El sida representa uno de los mayores avances científicos en lo referente a los antirretrovirales, pero en lo social los éxitos se traducen en fracasos con la pervivencia del estigma, el aumento de la desinformación y la falta de percepción del riesgo que apuntan a la necesidad urgente de un pacto social que haga visible el virus y sus múltiples caras   

19/11/2022 - 

VALÈNCIA. El anuncio de alquiler es una ganga. Piso céntrico, luminoso y un precio inmejorable. El aluvión de llamadas no se hace esperar. El protagonista contesta amable que «el piso es una maravilla, lo único… quería comentarte que yo tengo VIH». Se hace el silencio. «Pensaba que eso era ya de otros tiempos… tranquilo, estamos en el año 2022… eso es una cosa privada… no me importa para nada… a mí no tienes que darme explicaciones». La gran mayoría conviene en quedar al día siguiente pero el 81% de las personas que tenía intención de visitar el piso nunca volvió a llamar. «Hemos ganado en amabilidad con los años, en estigma, no tanto», dice este experimento social que se lanzó el pasado mes de junio como una iniciativa de las entidades GeSida, SEISida y CESida junto con el laboratorio ViiV Healthcare. El protagonista del anuncio es Daniel Cortez, médico especializado en VIH y salud sexual, y portador del virus.

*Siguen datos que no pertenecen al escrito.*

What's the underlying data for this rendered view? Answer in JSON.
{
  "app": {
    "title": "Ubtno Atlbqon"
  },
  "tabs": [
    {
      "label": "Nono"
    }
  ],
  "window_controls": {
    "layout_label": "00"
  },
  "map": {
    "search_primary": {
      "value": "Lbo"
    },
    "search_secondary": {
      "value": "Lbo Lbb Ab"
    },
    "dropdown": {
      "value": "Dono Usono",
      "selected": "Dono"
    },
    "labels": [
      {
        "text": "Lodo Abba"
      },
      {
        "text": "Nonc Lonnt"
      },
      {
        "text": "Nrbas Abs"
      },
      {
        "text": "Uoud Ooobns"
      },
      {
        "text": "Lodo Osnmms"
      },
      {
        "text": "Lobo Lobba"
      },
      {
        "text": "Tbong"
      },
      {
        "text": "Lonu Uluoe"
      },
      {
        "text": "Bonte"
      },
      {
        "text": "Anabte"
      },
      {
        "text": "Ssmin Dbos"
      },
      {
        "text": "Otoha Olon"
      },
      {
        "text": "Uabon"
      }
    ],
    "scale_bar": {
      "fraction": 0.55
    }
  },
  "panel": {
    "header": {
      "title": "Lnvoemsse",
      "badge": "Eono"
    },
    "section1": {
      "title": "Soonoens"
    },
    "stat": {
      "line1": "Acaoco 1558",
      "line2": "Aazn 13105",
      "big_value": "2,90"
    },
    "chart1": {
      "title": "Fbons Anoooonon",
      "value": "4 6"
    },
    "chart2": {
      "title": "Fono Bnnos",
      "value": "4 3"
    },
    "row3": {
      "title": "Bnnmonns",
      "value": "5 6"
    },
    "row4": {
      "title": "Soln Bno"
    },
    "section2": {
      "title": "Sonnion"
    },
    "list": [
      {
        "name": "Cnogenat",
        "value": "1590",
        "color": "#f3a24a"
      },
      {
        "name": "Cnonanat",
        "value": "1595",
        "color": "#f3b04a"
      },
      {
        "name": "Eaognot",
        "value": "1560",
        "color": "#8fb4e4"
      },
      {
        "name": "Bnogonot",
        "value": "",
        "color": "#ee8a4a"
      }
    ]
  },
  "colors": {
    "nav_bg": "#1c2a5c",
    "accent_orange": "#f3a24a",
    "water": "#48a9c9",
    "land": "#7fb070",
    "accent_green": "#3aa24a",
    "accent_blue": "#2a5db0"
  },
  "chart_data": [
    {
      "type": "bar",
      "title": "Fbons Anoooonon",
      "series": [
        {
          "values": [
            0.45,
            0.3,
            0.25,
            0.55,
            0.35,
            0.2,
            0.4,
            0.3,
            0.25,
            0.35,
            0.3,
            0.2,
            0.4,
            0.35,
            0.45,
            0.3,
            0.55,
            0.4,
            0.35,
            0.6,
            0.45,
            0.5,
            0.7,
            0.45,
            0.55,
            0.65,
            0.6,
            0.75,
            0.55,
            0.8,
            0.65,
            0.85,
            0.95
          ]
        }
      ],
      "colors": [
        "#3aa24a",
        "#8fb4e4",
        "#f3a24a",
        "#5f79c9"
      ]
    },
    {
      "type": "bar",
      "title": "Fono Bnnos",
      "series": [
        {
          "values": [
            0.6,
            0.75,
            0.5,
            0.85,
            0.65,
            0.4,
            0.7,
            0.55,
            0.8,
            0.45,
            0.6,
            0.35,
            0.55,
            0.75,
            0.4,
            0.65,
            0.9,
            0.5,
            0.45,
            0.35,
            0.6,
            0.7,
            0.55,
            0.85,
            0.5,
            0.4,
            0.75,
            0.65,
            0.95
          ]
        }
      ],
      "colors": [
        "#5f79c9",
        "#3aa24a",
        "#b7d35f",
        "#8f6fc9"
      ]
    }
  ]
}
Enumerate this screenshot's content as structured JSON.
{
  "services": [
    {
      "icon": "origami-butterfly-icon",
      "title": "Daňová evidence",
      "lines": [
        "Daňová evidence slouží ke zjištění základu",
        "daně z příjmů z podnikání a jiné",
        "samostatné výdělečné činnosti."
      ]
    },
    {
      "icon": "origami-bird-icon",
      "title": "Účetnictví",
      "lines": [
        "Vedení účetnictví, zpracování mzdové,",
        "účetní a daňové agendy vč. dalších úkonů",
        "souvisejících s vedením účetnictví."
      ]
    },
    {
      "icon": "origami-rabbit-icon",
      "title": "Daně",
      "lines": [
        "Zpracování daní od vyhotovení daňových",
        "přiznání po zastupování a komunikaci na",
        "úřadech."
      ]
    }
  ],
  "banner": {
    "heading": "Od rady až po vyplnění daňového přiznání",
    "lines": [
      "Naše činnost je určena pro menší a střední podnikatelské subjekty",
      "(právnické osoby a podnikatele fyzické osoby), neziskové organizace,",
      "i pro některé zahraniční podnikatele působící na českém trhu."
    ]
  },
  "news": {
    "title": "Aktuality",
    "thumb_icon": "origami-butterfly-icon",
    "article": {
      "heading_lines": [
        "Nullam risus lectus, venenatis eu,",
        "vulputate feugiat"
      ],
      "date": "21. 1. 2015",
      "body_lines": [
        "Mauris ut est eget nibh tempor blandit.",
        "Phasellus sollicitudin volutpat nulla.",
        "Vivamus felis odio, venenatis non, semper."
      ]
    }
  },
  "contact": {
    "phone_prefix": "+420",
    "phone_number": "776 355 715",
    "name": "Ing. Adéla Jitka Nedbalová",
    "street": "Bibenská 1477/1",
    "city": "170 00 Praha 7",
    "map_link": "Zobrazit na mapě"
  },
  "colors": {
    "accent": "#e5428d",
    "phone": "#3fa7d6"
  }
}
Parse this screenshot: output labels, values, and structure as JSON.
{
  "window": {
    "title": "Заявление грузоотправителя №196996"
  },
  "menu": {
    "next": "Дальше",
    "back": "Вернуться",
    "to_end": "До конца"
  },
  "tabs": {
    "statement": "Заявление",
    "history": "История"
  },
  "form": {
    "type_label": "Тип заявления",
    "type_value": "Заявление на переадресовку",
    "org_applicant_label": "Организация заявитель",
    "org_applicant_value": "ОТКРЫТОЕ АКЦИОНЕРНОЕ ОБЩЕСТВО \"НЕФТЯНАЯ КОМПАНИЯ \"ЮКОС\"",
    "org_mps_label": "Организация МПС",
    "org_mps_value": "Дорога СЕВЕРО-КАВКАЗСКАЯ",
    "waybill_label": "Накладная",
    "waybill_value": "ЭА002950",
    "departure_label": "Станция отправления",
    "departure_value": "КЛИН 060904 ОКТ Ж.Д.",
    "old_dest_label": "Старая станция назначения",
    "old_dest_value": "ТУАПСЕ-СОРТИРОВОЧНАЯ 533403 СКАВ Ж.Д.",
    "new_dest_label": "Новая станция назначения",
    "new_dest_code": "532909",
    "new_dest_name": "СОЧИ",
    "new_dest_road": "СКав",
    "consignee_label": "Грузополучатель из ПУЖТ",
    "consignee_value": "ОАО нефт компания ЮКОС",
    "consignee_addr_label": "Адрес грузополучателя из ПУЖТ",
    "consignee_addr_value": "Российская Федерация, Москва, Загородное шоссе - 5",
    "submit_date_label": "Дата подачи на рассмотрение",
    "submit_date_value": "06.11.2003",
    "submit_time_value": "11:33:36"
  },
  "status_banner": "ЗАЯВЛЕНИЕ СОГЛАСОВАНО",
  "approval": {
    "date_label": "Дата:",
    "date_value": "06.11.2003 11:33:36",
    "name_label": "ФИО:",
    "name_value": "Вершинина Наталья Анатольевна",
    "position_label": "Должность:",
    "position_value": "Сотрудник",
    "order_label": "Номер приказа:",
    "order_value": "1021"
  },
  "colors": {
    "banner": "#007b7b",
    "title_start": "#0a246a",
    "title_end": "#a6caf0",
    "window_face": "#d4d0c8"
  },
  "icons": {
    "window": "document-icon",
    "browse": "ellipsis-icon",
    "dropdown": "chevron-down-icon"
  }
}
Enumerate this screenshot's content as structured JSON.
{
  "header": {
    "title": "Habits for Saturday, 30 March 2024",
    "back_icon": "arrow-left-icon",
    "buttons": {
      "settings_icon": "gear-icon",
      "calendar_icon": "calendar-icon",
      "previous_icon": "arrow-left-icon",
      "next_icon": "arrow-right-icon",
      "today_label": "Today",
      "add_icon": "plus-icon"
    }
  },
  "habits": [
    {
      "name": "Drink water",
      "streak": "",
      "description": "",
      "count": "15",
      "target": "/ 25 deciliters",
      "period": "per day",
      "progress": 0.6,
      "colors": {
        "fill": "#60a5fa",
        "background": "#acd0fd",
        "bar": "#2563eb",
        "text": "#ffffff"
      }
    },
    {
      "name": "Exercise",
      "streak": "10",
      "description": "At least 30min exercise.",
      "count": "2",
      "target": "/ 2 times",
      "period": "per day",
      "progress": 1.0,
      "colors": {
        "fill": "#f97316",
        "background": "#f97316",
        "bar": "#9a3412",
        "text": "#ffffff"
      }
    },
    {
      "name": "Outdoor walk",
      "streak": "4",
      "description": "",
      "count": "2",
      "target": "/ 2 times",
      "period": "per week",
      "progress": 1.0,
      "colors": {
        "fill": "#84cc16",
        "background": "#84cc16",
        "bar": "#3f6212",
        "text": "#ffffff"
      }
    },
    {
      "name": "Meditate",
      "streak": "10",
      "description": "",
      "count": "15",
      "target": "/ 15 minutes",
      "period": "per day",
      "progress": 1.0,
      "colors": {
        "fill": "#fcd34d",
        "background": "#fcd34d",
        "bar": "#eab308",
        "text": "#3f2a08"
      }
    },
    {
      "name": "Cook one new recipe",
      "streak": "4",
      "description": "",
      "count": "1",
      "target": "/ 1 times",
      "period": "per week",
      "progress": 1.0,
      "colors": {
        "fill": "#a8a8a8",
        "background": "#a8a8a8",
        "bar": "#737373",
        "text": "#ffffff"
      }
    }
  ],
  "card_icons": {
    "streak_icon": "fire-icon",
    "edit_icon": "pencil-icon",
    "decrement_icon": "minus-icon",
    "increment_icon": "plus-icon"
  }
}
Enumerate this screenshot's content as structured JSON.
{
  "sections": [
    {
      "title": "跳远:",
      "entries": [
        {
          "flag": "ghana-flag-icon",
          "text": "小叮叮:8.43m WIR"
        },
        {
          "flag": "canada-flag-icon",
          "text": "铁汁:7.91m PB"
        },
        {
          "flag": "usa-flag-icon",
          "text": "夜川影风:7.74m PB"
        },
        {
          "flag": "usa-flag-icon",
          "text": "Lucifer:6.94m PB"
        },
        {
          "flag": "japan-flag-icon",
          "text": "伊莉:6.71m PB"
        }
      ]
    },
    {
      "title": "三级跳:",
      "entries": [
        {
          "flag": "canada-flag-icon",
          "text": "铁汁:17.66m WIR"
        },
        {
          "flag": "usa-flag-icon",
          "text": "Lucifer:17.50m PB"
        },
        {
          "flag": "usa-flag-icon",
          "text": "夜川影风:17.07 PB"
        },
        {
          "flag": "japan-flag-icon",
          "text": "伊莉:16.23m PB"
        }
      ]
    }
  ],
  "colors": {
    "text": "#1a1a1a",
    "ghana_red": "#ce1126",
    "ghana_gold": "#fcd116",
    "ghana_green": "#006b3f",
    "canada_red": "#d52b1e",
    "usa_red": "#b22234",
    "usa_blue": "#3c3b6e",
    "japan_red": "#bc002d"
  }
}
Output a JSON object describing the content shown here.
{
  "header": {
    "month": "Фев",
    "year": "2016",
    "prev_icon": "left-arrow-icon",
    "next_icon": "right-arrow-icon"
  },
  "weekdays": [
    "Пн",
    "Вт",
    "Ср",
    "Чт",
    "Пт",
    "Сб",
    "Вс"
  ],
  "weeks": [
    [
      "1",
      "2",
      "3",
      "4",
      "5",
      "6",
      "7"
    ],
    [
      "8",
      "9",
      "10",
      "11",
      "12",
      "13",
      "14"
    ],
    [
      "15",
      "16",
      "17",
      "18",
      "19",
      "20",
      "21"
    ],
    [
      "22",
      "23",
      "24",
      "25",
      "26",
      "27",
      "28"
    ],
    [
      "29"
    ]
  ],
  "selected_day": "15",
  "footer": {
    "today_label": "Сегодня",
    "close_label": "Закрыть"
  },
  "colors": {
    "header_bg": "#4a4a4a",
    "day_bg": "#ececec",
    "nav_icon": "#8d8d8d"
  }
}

«Me pareció importante participar en este experimento social porque visibiliza lo que pasa. Parece que el sida es cosa de otros tiempos, que no pasa nada por tener VIH, pero a la hora de la verdad, nadie quiere tener esa conversación», puntualiza. «A mí me han llegado a negar un café cuando he dicho que tengo VIH». Daniel es de los pocos sanitarios VIHsibles. El estigma y el estereotipo se ceban con perfiles determinados. Daniel pertenece a uno. Hombre gay, y con una profesión en la que la visibilidad no abunda. «No conozco muchos médicos visibles; tengo muchos colegas con VIH pero no son nada visibles. Yo siempre digo que no hay una relación natural entre una profesión, una forma de ser o el hecho de tener una orientación sexual con adquirir la infección, pero sí una falsa percepción del riesgo y de la vulnerabilidad —añade—. En cierto sentido, yo pensaba que por ser sanitario iba a estar más protegido y no fue así. Lo que había asumido son estereotipos. No me tomó por sorpresa el diagnóstico, aunque yo siempre he sido muy responsable con mi vida sexual, sino el decir ‘¡wow!, mira hasta dónde te ha llevado el no creerte susceptible’. Es uno de los aprendizajes más grandes que me ha supuesto el diagnostico».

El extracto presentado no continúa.